Bad reasons to go to boarding school
- School spirit: If the school has a lot of local boarders, most of them might go home at the weekend, taking away from the common social experience. Most students only really follow school sports when a team is doing well – and the enthusiasm for girls’ teams is always lower.
- The "Ivy Channel" and advising: Colleges have higher expectations for students who went to fancy schools with lots of opportunities. They also often limit the number of students they will take from any one school. That means that if you go to a school for ambitious kids, you will have more competition.

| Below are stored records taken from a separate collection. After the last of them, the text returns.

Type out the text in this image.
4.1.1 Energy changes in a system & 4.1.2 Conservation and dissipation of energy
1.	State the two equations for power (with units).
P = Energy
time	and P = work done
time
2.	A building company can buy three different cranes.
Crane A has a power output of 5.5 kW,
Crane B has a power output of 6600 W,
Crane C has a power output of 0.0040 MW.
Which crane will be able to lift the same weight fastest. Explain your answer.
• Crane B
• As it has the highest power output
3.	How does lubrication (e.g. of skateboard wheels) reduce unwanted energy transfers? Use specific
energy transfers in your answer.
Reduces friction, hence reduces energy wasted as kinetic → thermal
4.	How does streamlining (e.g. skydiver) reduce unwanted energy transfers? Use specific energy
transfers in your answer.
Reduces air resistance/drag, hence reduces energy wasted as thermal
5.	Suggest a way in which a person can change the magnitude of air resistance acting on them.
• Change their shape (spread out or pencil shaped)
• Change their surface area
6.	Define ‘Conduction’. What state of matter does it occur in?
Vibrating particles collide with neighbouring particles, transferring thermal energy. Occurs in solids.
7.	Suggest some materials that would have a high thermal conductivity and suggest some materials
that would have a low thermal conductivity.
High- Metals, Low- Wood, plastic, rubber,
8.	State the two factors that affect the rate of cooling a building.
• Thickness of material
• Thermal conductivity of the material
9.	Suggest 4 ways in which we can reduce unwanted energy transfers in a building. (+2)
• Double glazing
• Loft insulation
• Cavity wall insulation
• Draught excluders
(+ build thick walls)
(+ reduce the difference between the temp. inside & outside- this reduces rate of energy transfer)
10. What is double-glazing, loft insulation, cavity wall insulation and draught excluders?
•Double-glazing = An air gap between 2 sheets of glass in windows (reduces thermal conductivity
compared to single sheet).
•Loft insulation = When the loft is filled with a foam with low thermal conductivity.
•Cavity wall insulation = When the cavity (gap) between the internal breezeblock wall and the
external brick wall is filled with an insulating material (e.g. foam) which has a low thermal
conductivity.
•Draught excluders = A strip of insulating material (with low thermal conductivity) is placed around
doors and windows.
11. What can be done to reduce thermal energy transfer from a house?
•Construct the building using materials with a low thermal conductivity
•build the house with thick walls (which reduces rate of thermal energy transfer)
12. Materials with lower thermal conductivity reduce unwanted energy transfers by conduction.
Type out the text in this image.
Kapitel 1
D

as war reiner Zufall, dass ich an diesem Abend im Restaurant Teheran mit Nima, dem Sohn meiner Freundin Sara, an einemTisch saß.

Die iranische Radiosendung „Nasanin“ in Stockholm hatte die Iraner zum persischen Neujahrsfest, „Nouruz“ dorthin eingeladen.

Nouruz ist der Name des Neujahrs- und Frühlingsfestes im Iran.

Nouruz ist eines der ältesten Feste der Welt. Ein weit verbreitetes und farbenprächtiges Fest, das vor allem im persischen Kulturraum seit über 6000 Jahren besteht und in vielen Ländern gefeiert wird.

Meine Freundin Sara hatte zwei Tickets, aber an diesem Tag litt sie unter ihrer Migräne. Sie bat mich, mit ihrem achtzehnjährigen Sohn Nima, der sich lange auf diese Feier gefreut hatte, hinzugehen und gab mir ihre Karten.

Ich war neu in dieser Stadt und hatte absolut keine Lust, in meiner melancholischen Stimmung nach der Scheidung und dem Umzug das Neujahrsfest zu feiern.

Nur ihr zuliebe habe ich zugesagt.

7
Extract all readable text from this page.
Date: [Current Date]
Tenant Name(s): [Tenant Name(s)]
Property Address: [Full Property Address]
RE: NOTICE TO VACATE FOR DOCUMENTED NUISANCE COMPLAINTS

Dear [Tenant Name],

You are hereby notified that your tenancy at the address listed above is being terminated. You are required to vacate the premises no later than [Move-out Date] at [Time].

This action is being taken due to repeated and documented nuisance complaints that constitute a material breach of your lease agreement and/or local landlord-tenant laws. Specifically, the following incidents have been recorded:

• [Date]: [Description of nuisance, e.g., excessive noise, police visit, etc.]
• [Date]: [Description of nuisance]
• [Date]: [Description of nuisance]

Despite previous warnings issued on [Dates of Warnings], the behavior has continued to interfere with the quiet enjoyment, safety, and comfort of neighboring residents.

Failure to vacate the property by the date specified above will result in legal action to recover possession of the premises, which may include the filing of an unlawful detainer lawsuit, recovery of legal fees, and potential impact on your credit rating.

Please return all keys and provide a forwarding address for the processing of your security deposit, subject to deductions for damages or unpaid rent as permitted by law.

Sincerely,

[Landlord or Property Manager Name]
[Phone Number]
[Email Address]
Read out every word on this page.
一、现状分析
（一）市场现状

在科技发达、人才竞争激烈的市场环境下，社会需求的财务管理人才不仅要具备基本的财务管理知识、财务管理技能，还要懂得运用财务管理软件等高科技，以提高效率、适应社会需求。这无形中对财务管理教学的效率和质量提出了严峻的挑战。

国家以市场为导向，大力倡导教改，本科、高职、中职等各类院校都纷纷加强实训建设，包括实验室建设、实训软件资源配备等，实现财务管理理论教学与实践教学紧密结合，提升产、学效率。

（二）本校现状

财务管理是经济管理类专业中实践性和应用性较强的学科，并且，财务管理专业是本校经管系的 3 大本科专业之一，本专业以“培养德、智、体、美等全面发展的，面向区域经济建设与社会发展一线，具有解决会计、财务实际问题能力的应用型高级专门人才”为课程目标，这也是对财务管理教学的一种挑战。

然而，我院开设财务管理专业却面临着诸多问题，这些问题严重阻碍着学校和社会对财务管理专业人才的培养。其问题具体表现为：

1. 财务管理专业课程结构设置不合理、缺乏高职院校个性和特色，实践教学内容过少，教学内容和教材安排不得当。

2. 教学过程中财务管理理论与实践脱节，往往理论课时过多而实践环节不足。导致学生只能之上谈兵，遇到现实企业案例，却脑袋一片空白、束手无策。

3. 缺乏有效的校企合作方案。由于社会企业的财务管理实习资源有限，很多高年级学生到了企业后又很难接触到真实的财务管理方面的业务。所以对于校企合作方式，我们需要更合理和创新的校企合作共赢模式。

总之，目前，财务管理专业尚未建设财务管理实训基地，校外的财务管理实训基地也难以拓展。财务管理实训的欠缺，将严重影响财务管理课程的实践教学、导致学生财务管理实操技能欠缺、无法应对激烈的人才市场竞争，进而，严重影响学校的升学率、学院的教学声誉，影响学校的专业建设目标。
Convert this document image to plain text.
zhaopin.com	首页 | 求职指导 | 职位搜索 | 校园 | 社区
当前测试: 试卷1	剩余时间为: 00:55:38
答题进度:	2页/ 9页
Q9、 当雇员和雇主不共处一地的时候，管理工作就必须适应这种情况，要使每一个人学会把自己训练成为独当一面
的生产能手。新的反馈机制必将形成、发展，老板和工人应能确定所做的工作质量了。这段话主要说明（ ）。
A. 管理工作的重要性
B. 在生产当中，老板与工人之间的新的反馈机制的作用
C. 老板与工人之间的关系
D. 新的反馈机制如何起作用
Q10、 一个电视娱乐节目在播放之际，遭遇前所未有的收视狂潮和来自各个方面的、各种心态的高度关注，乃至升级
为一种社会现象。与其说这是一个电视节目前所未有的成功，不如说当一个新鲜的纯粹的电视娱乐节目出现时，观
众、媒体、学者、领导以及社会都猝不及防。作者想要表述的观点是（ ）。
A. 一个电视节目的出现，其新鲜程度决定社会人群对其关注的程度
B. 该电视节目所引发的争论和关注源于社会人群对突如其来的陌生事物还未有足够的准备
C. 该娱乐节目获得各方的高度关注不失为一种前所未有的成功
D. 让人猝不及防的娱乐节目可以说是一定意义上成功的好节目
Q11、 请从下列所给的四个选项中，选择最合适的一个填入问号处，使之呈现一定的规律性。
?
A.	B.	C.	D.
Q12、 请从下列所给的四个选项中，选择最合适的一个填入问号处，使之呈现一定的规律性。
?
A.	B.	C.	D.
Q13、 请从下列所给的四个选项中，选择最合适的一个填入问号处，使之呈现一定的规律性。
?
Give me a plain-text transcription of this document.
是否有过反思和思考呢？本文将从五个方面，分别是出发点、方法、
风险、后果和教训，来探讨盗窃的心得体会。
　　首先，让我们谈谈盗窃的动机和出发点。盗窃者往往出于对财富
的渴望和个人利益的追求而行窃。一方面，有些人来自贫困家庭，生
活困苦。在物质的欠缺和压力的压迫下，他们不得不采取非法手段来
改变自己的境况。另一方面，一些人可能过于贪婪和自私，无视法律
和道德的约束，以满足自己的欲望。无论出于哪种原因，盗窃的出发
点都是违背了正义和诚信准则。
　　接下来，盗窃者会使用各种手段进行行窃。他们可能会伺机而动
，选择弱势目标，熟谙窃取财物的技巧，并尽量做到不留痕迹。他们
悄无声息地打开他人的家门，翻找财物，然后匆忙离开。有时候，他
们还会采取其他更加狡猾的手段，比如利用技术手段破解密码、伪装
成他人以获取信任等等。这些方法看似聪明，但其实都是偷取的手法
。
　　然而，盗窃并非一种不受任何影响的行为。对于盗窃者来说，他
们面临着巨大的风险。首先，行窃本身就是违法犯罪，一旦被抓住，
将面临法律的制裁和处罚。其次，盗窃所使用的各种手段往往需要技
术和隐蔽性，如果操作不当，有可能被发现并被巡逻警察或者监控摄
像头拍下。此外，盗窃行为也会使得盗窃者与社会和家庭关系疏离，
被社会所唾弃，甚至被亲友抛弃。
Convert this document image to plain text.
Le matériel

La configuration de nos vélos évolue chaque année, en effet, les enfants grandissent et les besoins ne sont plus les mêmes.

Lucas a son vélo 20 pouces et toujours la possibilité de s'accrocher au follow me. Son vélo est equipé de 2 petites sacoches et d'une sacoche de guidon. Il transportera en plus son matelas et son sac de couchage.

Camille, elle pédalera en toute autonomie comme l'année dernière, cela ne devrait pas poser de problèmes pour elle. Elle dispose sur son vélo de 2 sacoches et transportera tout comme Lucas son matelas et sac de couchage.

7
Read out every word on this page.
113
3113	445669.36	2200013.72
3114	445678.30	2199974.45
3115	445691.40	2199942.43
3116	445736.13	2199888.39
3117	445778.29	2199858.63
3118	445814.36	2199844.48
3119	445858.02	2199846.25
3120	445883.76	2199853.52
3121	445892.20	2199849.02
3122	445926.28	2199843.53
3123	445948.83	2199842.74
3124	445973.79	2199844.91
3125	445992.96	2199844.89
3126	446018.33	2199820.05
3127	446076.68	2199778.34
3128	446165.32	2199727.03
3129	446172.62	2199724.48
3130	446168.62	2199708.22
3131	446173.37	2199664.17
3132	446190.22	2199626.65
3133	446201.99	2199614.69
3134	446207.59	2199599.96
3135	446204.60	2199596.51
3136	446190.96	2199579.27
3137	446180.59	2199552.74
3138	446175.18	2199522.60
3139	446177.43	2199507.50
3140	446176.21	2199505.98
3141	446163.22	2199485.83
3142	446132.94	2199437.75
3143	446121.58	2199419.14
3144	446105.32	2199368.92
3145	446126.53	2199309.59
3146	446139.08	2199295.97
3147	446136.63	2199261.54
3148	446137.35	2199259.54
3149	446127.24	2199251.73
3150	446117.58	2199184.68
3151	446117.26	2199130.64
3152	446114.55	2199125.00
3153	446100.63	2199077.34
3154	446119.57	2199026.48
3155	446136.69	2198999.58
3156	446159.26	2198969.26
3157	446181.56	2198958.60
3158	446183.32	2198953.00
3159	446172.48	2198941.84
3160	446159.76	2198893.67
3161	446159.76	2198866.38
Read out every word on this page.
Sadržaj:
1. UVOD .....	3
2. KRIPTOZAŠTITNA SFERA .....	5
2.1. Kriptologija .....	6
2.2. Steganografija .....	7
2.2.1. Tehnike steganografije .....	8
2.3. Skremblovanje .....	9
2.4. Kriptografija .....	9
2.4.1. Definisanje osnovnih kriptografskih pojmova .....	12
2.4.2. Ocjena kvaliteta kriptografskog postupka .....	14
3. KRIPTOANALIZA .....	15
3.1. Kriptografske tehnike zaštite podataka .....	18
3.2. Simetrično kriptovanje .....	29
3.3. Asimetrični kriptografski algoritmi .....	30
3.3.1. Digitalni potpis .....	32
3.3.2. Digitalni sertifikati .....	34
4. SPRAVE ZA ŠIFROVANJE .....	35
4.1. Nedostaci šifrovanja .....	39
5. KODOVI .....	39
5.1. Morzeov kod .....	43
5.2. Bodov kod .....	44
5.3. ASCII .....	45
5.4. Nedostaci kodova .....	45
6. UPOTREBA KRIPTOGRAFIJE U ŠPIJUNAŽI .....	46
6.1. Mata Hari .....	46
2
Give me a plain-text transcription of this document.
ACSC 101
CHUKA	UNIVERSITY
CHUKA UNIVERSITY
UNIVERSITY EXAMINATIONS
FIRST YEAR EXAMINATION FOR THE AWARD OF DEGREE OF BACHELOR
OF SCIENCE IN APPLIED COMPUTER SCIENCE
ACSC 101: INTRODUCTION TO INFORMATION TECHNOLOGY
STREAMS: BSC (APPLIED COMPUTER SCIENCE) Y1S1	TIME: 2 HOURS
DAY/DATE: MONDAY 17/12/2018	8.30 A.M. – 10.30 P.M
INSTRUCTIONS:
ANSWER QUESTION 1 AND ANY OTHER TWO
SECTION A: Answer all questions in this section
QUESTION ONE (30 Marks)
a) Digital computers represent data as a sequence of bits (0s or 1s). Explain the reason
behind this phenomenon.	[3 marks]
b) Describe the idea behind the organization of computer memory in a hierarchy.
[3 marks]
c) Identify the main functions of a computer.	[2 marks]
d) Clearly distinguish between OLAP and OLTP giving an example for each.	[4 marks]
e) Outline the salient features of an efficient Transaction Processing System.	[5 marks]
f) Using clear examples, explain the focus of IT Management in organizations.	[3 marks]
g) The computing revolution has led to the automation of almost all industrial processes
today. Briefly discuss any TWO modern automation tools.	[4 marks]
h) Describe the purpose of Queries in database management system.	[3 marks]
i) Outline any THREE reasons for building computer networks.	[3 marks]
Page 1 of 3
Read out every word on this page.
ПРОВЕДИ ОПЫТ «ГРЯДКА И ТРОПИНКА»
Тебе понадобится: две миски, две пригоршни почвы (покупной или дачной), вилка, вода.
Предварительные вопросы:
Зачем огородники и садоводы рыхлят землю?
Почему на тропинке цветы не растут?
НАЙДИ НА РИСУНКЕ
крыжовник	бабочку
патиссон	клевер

Going to boarding school will probably increase your chances of going to a good school provided that you take advantage of the opportunities, but you might lower your chances at the top school of your choice.
- The diversity and even playing field: Even if the numbers reflect diversity, the student body tends to be governed – both officially and unofficially – by the white, male and wealthy. Sadly, money talks no matter where you are and many schools operate on a philosophy that hierarchies preserve order, turning a blind eye to bullying and harassment so long as it does not become a liability.
- Behavioral correction: It may seem like boarding school could provide a good environment for breaking bad habits. But many students take risks with substances and other rule breaking in boarding school. In fact, most schools have an underground culture where students know who to buy from and which teachers will look away. And if you’re caught, the consequences are often much more dire. Many schools have a one-strike policy in which you might get kicked out immediately with no chance of a refund.
- Your relative went there and loved it: When the environment is as small as most boarding schools, things can change drastically year by year based on what admissions are looking for in a student, what the school is investing in and who is teaching there. Your cousin’s dream school could have become a poor fit for you in the five years since he graduated.
Before making a decision to attend, I recommend being honest about your reasons for wanting to in the first place, and, if possible, speaking to a current student unaffiliated with the admissions office or any team or program that may be recruiting you. And if you attend, in all likelihood, there will be both disappointments and surprises that change your life – you are there to prepare for life, after all.